Taux de pauvreté à 51 % ; croissance économique négative (-4,2 %) ; Indice de Développement Humain (IDH) à 0,40/1 ; Indice de sécurité à 3,9 en 2012 (selon l’ONU) ; instabilité politique avérée, etc. En 2018, ils sont globalement passés au vert, avec le recul de la pauvreté à 46,3 % (2015) ; un taux de croissance économique moyen à 8,6 % depuis 2012 ; l’IDH passé à 0,74 ; l’Indice de sécurité à 1,1 en mai 2019 ; l’accessibilité accrue des populations à l’eau potable (81 %) et l’accès de 91,6 % des enfants à l’école primaire. Reporters Sans Frontières (RSF), pour ce qui est de la liberté de la presse et d’expression, a classé le pays en 2019 à la 71ème place sur 180 pays, contre la 81ème place en 2018. Le budget de l’Etat est en constante croissance, passant de 3 295,3 milliards de FCFA en 2012 à 7 334,3 milliards de FCFA en 2019, grâce à la performance des régies financières.
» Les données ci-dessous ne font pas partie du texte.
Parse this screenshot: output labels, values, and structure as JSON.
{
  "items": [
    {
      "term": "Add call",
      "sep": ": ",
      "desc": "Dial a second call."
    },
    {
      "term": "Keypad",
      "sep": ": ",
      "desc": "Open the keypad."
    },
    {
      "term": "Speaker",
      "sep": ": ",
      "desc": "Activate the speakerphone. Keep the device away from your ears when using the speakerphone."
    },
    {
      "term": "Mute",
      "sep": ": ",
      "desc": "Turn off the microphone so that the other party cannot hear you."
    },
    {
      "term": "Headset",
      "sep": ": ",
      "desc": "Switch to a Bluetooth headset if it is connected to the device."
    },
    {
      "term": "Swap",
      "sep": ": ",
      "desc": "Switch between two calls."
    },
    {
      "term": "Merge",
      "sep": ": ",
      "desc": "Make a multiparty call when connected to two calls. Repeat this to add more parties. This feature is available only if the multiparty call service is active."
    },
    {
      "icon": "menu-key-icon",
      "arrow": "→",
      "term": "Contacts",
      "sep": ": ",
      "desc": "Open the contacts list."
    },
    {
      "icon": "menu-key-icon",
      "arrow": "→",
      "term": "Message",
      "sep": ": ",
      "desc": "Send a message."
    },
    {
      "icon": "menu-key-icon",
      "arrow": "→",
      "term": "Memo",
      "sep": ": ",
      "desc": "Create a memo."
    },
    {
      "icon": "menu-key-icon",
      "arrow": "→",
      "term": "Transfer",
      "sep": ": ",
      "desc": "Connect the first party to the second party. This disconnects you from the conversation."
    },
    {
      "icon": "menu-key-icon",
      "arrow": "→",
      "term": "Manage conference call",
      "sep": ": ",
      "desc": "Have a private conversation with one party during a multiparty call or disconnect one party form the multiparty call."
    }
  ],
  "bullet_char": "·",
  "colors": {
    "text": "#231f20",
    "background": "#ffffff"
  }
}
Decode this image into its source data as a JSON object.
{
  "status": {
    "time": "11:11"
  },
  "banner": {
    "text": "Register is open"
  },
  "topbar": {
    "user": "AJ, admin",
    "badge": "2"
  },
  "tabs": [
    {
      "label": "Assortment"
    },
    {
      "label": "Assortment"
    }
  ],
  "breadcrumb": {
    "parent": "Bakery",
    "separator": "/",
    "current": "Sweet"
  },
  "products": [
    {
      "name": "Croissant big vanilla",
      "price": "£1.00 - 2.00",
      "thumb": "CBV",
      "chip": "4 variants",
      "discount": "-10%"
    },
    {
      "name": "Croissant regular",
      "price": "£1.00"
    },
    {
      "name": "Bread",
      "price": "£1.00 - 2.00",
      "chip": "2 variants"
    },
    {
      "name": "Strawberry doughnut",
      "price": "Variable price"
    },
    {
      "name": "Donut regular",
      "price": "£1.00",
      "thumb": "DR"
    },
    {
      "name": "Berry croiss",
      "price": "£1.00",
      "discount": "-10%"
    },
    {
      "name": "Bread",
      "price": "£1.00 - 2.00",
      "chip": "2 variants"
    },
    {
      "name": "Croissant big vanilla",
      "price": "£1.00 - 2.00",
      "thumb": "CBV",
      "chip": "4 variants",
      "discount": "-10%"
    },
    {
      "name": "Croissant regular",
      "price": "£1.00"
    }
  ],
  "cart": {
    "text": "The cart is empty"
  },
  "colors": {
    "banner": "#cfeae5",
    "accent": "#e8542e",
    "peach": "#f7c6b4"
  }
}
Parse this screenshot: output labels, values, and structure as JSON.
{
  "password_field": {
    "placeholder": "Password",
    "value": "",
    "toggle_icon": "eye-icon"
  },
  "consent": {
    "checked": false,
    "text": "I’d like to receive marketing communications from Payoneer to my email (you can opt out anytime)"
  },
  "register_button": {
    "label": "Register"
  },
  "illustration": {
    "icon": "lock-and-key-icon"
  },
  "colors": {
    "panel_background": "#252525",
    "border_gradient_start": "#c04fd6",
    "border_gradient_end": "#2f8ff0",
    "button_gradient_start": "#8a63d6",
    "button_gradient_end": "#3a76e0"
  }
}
Ces progrès tangibles résultent des réformes institutionnelles, économiques et financières engagées par le gouvernement, dont l’institution d’un mécanisme d’évaluation des Directeurs des Affaires Financières (DAF) des ministères, l’informatisation complète des douanes et la dématérialisation du paiement des impôts (e-impôts).